日本臨床神経生理学会学術大会 第50回記念大会

講演情報

サテライトシンポジウム

サテライトシンポジウム2 小児脳機能研究会

2020年11月26日(木) 18:30 〜 20:30 第3会場 (2F B-2)

座長:安原 昭博(安原こどもクリニック)、荒木 敦(中野小児病院)

[SS2-4] てんかん性脳症の脳磁図解析

山本啓之1, 夏目淳1,2 (1.名古屋大学大学院医学系研究科 小児科, 2.名古屋大学大学院医学系研究科 障害児(者)医療学寄附講座)
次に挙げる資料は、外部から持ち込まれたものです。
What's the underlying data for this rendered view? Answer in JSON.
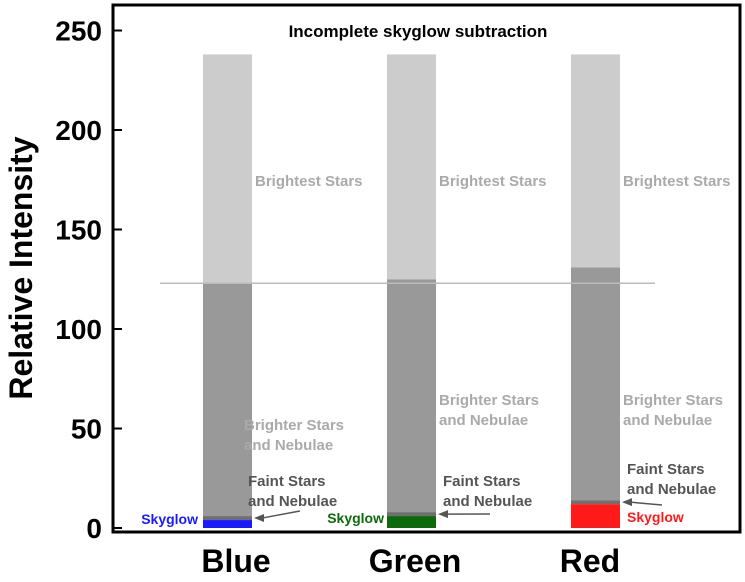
{
  "chart_data": {
    "type": "bar",
    "title": "Incomplete skyglow subtraction",
    "ylabel": "Relative Intensity",
    "ylim": [
      0,
      265
    ],
    "yticks": [
      0,
      50,
      100,
      150,
      200,
      250
    ],
    "categories": [
      "Blue",
      "Green",
      "Red"
    ],
    "reference_line": 123,
    "series": [
      {
        "name": "Skyglow",
        "values": [
          4,
          6,
          12
        ]
      },
      {
        "name": "Faint Stars and Nebulae",
        "values": [
          2,
          2,
          2
        ]
      },
      {
        "name": "Brighter Stars and Nebulae",
        "values": [
          117,
          117,
          117
        ]
      },
      {
        "name": "Brightest Stars",
        "values": [
          115,
          113,
          107
        ]
      }
    ],
    "skyglow_colors": [
      "#1a1aff",
      "#0b6b0b",
      "#ff1a1a"
    ],
    "layer_colors": {
      "faint": "#6f6f6f",
      "brighter": "#999999",
      "brightest": "#cccccc",
      "reference_line": "#bbbbbb",
      "annotation_text": "#555555",
      "annotation_text_light": "#aaaaaa"
    },
    "annotations": {
      "brightest": "Brightest Stars",
      "brighter_line1": "Brighter Stars",
      "brighter_line2": "and Nebulae",
      "faint_line1": "Faint Stars",
      "faint_line2": "and Nebulae",
      "skyglow": "Skyglow"
    }
  }
}
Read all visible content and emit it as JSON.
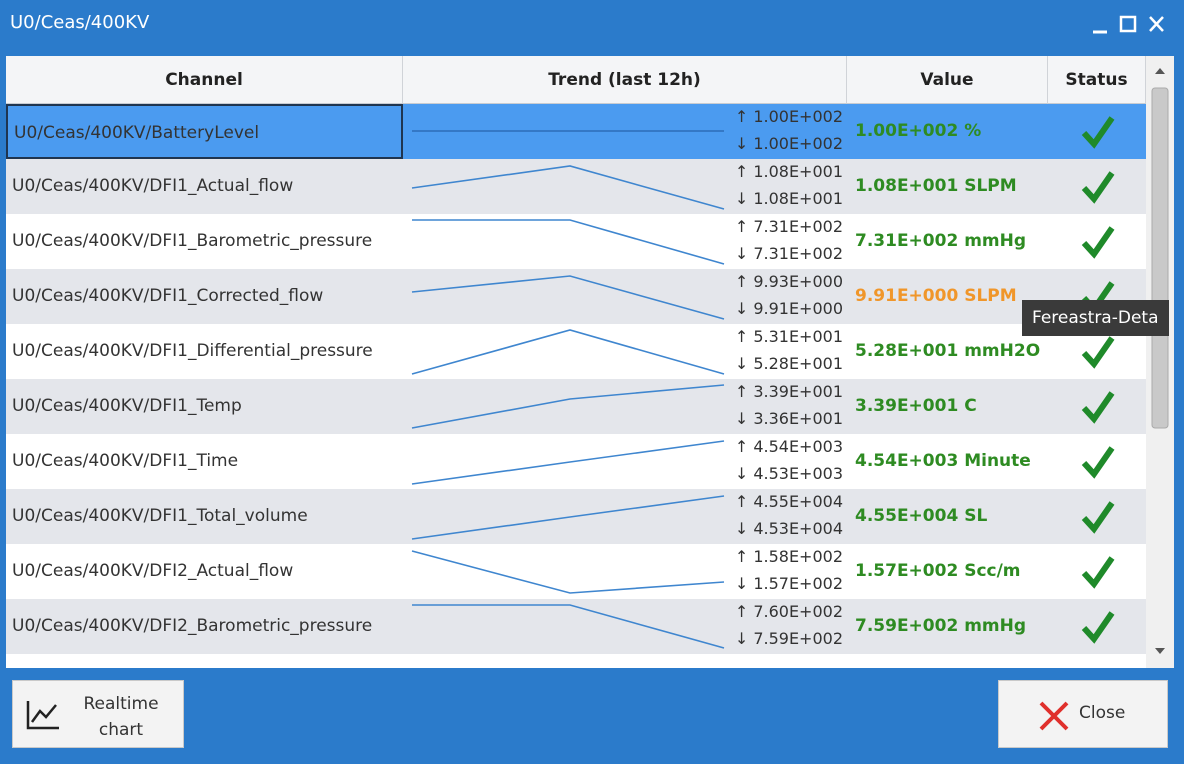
{
  "window": {
    "title": "U0/Ceas/400KV"
  },
  "table": {
    "columns": [
      "Channel",
      "Trend (last 12h)",
      "Value",
      "Status"
    ],
    "rows": [
      {
        "channel": "U0/Ceas/400KV/BatteryLevel",
        "max": "↑ 1.00E+002",
        "min": "↓ 1.00E+002",
        "value": "1.00E+002 %",
        "value_color": "#2e8b22",
        "selected": true
      },
      {
        "channel": "U0/Ceas/400KV/DFI1_Actual_flow",
        "max": "↑ 1.08E+001",
        "min": "↓ 1.08E+001",
        "value": "1.08E+001 SLPM",
        "value_color": "#2e8b22",
        "selected": false
      },
      {
        "channel": "U0/Ceas/400KV/DFI1_Barometric_pressure",
        "max": "↑ 7.31E+002",
        "min": "↓ 7.31E+002",
        "value": "7.31E+002 mmHg",
        "value_color": "#2e8b22",
        "selected": false
      },
      {
        "channel": "U0/Ceas/400KV/DFI1_Corrected_flow",
        "max": "↑ 9.93E+000",
        "min": "↓ 9.91E+000",
        "value": "9.91E+000 SLPM",
        "value_color": "#f0962a",
        "selected": false
      },
      {
        "channel": "U0/Ceas/400KV/DFI1_Differential_pressure",
        "max": "↑ 5.31E+001",
        "min": "↓ 5.28E+001",
        "value": "5.28E+001 mmH2O",
        "value_color": "#2e8b22",
        "selected": false
      },
      {
        "channel": "U0/Ceas/400KV/DFI1_Temp",
        "max": "↑ 3.39E+001",
        "min": "↓ 3.36E+001",
        "value": "3.39E+001 C",
        "value_color": "#2e8b22",
        "selected": false
      },
      {
        "channel": "U0/Ceas/400KV/DFI1_Time",
        "max": "↑ 4.54E+003",
        "min": "↓ 4.53E+003",
        "value": "4.54E+003 Minute",
        "value_color": "#2e8b22",
        "selected": false
      },
      {
        "channel": "U0/Ceas/400KV/DFI1_Total_volume",
        "max": "↑ 4.55E+004",
        "min": "↓ 4.53E+004",
        "value": "4.55E+004 SL",
        "value_color": "#2e8b22",
        "selected": false
      },
      {
        "channel": "U0/Ceas/400KV/DFI2_Actual_flow",
        "max": "↑ 1.58E+002",
        "min": "↓ 1.57E+002",
        "value": "1.57E+002 Scc/m",
        "value_color": "#2e8b22",
        "selected": false
      },
      {
        "channel": "U0/Ceas/400KV/DFI2_Barometric_pressure",
        "max": "↑ 7.60E+002",
        "min": "↓ 7.59E+002",
        "value": "7.59E+002 mmHg",
        "value_color": "#2e8b22",
        "selected": false
      }
    ]
  },
  "tooltip": "Fereastra-Deta",
  "buttons": [
    "Realtime chart",
    "Close"
  ]
}
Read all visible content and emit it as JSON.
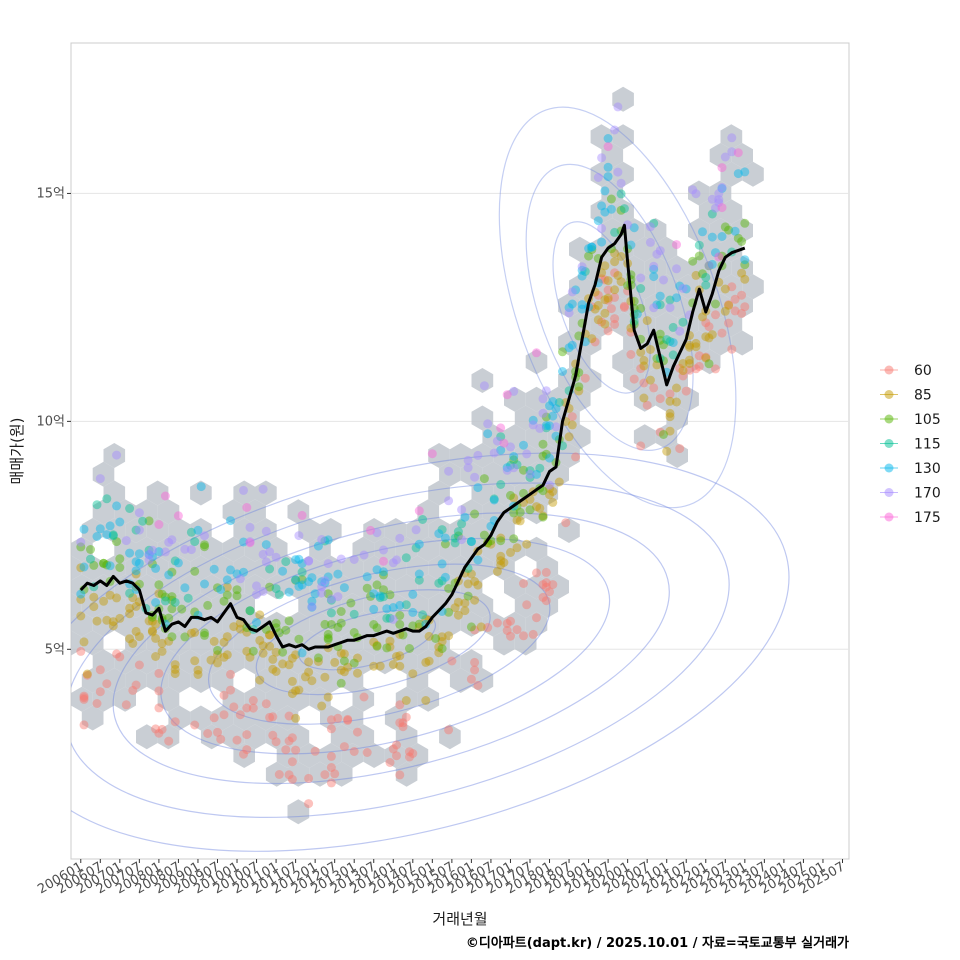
{
  "caption": "©디아파트(dapt.kr) / 2025.10.01 / 자료=국토교통부 실거래가",
  "chart_data": {
    "type": "scatter",
    "xlabel": "거래년월",
    "ylabel": "매매가(원)",
    "x_tick_labels": [
      "200601",
      "200607",
      "200701",
      "200707",
      "200801",
      "200807",
      "200901",
      "200907",
      "201001",
      "201007",
      "201101",
      "201107",
      "201201",
      "201207",
      "201301",
      "201307",
      "201401",
      "201407",
      "201501",
      "201507",
      "201601",
      "201607",
      "201701",
      "201707",
      "201801",
      "201807",
      "201901",
      "201907",
      "202001",
      "202007",
      "202101",
      "202107",
      "202201",
      "202207",
      "202301",
      "202307",
      "202401",
      "202407",
      "202501",
      "202507"
    ],
    "y_ticks": [
      {
        "value": 5,
        "label": "5억"
      },
      {
        "value": 10,
        "label": "10억"
      },
      {
        "value": 15,
        "label": "15억"
      }
    ],
    "ylim": [
      0.4,
      18.3
    ],
    "x_range_months": [
      -3,
      236
    ],
    "grid": true,
    "legend_placement": "right",
    "legend": [
      {
        "label": "60",
        "color": "#F8766D"
      },
      {
        "label": "85",
        "color": "#C49A00"
      },
      {
        "label": "105",
        "color": "#53B400"
      },
      {
        "label": "115",
        "color": "#00C094"
      },
      {
        "label": "130",
        "color": "#00B6EB"
      },
      {
        "label": "170",
        "color": "#A58AFF"
      },
      {
        "label": "175",
        "color": "#FB61D7"
      }
    ],
    "median_line": {
      "color": "#000000",
      "points": [
        [
          0,
          6.3
        ],
        [
          2,
          6.45
        ],
        [
          4,
          6.4
        ],
        [
          6,
          6.5
        ],
        [
          8,
          6.4
        ],
        [
          10,
          6.6
        ],
        [
          12,
          6.45
        ],
        [
          14,
          6.5
        ],
        [
          16,
          6.45
        ],
        [
          18,
          6.3
        ],
        [
          20,
          5.8
        ],
        [
          22,
          5.75
        ],
        [
          24,
          5.9
        ],
        [
          26,
          5.4
        ],
        [
          28,
          5.55
        ],
        [
          30,
          5.6
        ],
        [
          32,
          5.5
        ],
        [
          34,
          5.7
        ],
        [
          36,
          5.7
        ],
        [
          38,
          5.65
        ],
        [
          40,
          5.7
        ],
        [
          42,
          5.6
        ],
        [
          44,
          5.8
        ],
        [
          46,
          6.0
        ],
        [
          48,
          5.7
        ],
        [
          50,
          5.65
        ],
        [
          52,
          5.45
        ],
        [
          54,
          5.4
        ],
        [
          56,
          5.5
        ],
        [
          58,
          5.6
        ],
        [
          60,
          5.3
        ],
        [
          62,
          5.05
        ],
        [
          64,
          5.1
        ],
        [
          66,
          5.05
        ],
        [
          68,
          5.1
        ],
        [
          70,
          5.0
        ],
        [
          72,
          5.05
        ],
        [
          74,
          5.05
        ],
        [
          76,
          5.05
        ],
        [
          78,
          5.1
        ],
        [
          80,
          5.15
        ],
        [
          82,
          5.2
        ],
        [
          84,
          5.2
        ],
        [
          86,
          5.25
        ],
        [
          88,
          5.3
        ],
        [
          90,
          5.3
        ],
        [
          92,
          5.35
        ],
        [
          94,
          5.4
        ],
        [
          96,
          5.35
        ],
        [
          98,
          5.4
        ],
        [
          100,
          5.45
        ],
        [
          102,
          5.4
        ],
        [
          104,
          5.4
        ],
        [
          106,
          5.5
        ],
        [
          108,
          5.7
        ],
        [
          110,
          5.85
        ],
        [
          112,
          6.0
        ],
        [
          114,
          6.2
        ],
        [
          116,
          6.5
        ],
        [
          118,
          6.8
        ],
        [
          120,
          7.0
        ],
        [
          122,
          7.2
        ],
        [
          124,
          7.3
        ],
        [
          126,
          7.5
        ],
        [
          128,
          7.8
        ],
        [
          130,
          8.0
        ],
        [
          132,
          8.1
        ],
        [
          134,
          8.2
        ],
        [
          136,
          8.3
        ],
        [
          138,
          8.4
        ],
        [
          140,
          8.5
        ],
        [
          142,
          8.6
        ],
        [
          144,
          8.9
        ],
        [
          146,
          9.0
        ],
        [
          148,
          10.0
        ],
        [
          150,
          10.5
        ],
        [
          152,
          11.0
        ],
        [
          154,
          11.8
        ],
        [
          156,
          12.6
        ],
        [
          158,
          13.0
        ],
        [
          160,
          13.6
        ],
        [
          162,
          13.8
        ],
        [
          164,
          13.9
        ],
        [
          166,
          14.1
        ],
        [
          167,
          14.3
        ],
        [
          168,
          13.5
        ],
        [
          170,
          12.0
        ],
        [
          172,
          11.6
        ],
        [
          174,
          11.7
        ],
        [
          176,
          12.0
        ],
        [
          178,
          11.4
        ],
        [
          180,
          10.8
        ],
        [
          182,
          11.2
        ],
        [
          184,
          11.5
        ],
        [
          186,
          11.8
        ],
        [
          188,
          12.4
        ],
        [
          190,
          12.9
        ],
        [
          192,
          12.4
        ],
        [
          194,
          12.8
        ],
        [
          196,
          13.3
        ],
        [
          198,
          13.6
        ],
        [
          200,
          13.7
        ],
        [
          202,
          13.75
        ],
        [
          204,
          13.8
        ]
      ]
    }
  }
}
【背景および目的】てんかん性脳症はてんかん性活動が認知・行動障害を引き起こす状態で、West症候群、徐波睡眠期持続性棘徐波(CSWS)を示すてんかん性脳症などが知られている。脳磁図の解析では単一の磁場源を想定したsingle dipole法により等価電流双極子(ECD)を求める方法が用いられてきた。しかし、てんかん性脳症でみられる多焦点性、広汎な脳波異常での有用性は不明である。てんかん性脳症の異常脳波の発生源や脳機能へ与える影響を評価することを目的とした。【方法】名古屋大学医学部附属病院で診療したてんかん性脳症症例を対象とした。ECD推定および頭部MRIを2500~3000の部位にわけ、各部位において磁場変化が有意に高い部位を経時的に表示する方法であるdSPM解析を行った。【結果】対象は新規発症のWest症候群14例、Landau-Kleffner症候群(LKS)1例であった。West症候群の初発時の年齢は0歳4か月から2歳0か月で中央値は0歳6か月、男児7、女児7例であった。3例は構造的原因を有するWest症候群であり、その基礎疾患は脳腫瘍、結節性硬化症、皮質形成異常であった。全例で発症時に間欠的なhypsarrhythmiaを呈していた。右側頭葉内側の脳腫瘍(後の病理により神経膠腫と診断)に伴う症候性West症候群の1例では、脳波上は明らかな局在を認めなかったが、間欠的なhyprsarrhythmiaの起始部においてECD推定を行ったところECDは腫瘍部に集積した。さらにdSPM解析を行うと腫瘍周囲から高い磁場変化が発生し、前頭葉へと拡延することが確認された。通常脳波は視察的には全般化および多焦点の所見であったが、腫瘍切除により、発作は消失し停滞していた発達が改善した。他の13例においてはsingle dipole法、dSPM法双方で特異な所見は得られなかった。LKSの症例は右利きの4歳男児で、けいれん発作で発症し脳波上の睡眠時の棘徐波の高頻度化、広汎化に伴い言語によるコミュニケーションができなくなった。脳波では右中心、側頭部優位に広汎化し持続する棘徐波を認めた。脳磁図では各棘波の起始部では右側頭葉にECDが集積したが、頂点では左側頭葉に集積した。【考察】hypsarrhythmiaは視察的には焦点診断が困難であることが多い。脳腫瘍の一例においては、脳腫瘍が発作焦点となり突発波が不規則に拡延していると考えられ、そのような症例では特に起始部を検討することにより焦点診断ができる可能性が示唆された。特に構造的原因を有するWest症候群において、積極的に焦点診断し治療を行うことで発作、発達予後が改善すること可能性がある。LKSの症例では脳波の視察上の判読では言語有意半球と推定される左半球とは対側が優位であった。棘波の起始部と頂点を分離して解析することで、頂点では左側頭葉で突発波の活動があることがわかり、言語機能へ影響を与えていると推測した。脳磁図は視察的に多焦点、不規則な突発波でも焦点診断、機能解析に有用である症例があると考えられた。